MoonPay CEO Urges Congress to Ensure Fair Competition in Stablecoin Legislation

Ivan Soto-Wright, CEO of MoonPay, has called on Congress to ensure a balanced regulatory framework for stablecoin issuers, advocating for fair competition between state and federal players. In an open letter to the Senate Banking and House Financial Services Committees, Soto-Wright emphasized the importance of preserving state regulatory authority while supporting amendments proposed by the Conference of State Bank Supervisors (CSBS) to the GENIUS and STABLE Acts.

Advocating for a Dual Federal-State Framework

In his letter, Soto-Wright raised concerns that the current drafts of the GENIUS and STABLE Acts could disproportionately favor federally regulated stablecoin issuers.
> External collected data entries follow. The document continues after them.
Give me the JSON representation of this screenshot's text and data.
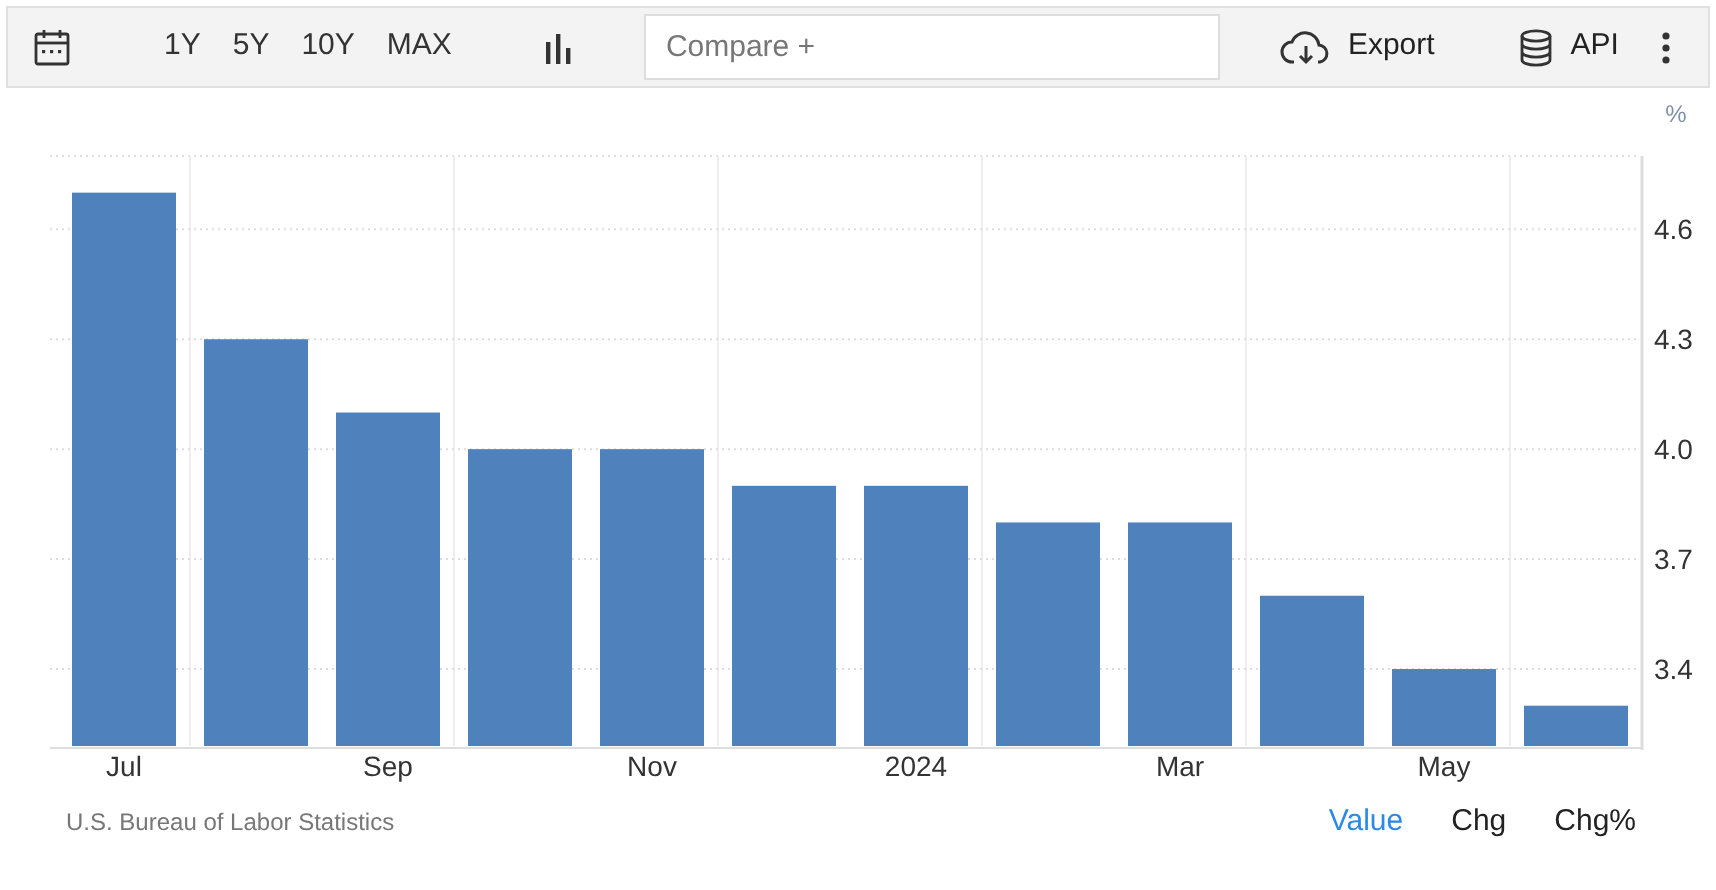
{
  "toolbar": {
    "ranges": [
      {
        "label": "1Y",
        "selected": false
      },
      {
        "label": "5Y",
        "selected": false
      },
      {
        "label": "10Y",
        "selected": false
      },
      {
        "label": "MAX",
        "selected": false
      }
    ],
    "compare": {
      "placeholder": "Compare +"
    },
    "actions": [
      {
        "label": "Export",
        "kind": "export"
      },
      {
        "label": "API",
        "kind": "api"
      }
    ]
  },
  "chart_data": {
    "type": "bar",
    "ylabel": "%",
    "grid": true,
    "categories": [
      "Jul",
      null,
      "Sep",
      null,
      "Nov",
      null,
      "2024",
      null,
      "Mar",
      null,
      "May",
      null
    ],
    "series": [
      {
        "color": "#4f81bd",
        "values": [
          4.7,
          4.3,
          4.1,
          4.0,
          4.0,
          3.9,
          3.9,
          3.8,
          3.8,
          3.6,
          3.4,
          3.3
        ]
      }
    ],
    "ylim": [
      3.19,
      4.8
    ],
    "yticks": [
      {
        "value": 3.4,
        "label": "3.4"
      },
      {
        "value": 3.7,
        "label": "3.7"
      },
      {
        "value": 4.0,
        "label": "4.0"
      },
      {
        "value": 4.3,
        "label": "4.3"
      },
      {
        "value": 4.6,
        "label": "4.6"
      }
    ]
  },
  "source": "U.S. Bureau of Labor Statistics",
  "views": [
    {
      "label": "Value",
      "selected": true
    },
    {
      "label": "Chg",
      "selected": false
    },
    {
      "label": "Chg%",
      "selected": false
    }
  ]
}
He warned that such legislation might marginalize state-licensed entities, potentially stifling competition and innovation within the industry.

“Without these amendments, MoonPay fears that legislation may inadvertently result in undue burden and outsized authority by federal regulators,” Soto-Wright wrote.

MoonPay, a major player in the cryptocurrency space with 46 state money transmitter licenses and a user base of over 30 million customers, strongly supports maintaining viable state pathways for stablecoin issuers. The company argues that a dual federal-state framework is essential to fostering innovation, protecting consumers, and ensuring a competitive market.

Key Recommendations from CSBS

Soto-Wright endorsed several recommendations from the CSBS aimed at creating a level playing field for state and federal regulated payment stablecoin issuers (PSIs). These include:

  • Removing provisions that impose stricter rules on state-regulated PSIs in other states.
  • Eliminating redundant Treasury recertification requirements that create unnecessary regulatory hurdles.
  • Narrowing federal preemption powers to prevent the Office of the Comptroller of the Currency (OCC) from overriding critical state consumer protections.

These recommendations align with MoonPay’s belief that both state and federal regulators should have a role in overseeing stablecoin issuers, ensuring “genuine parity” between the two frameworks.

The Role of Stablecoins in the Digital Economy

Soto-Wright described stablecoins as a vital tool for maintaining U.S. dollar dominance in the digital economy. However, he cautioned that unless the GENIUS and STABLE Acts are amended to support fair competition, they could inadvertently hinder technological progress, limit consumer choice, and undermine safeguards already established at the state level.

The GENIUS and STABLE Acts represent an effort to establish a comprehensive regulatory framework for stablecoins, a rapidly growing segment of the cryptocurrency market. As regulators work to finalize these bills, MoonPay has positioned itself as an advocate for balanced legislation that promotes innovation while protecting consumers.

MoonPay’s Investments in Stablecoin Infrastructure

To bolster its capabilities in the stablecoin space, MoonPay has recently made strategic acquisitions, including Helio and Iron.xyz. These investments underscore the company’s commitment to building robust stablecoin infrastructure and contributing to the broader adoption of digital assets.

MoonPay remains committed to collaborating with lawmakers to shape legislation that ensures fair competition, fosters innovation, and upholds consumer protections in the evolving cryptocurrency landscape.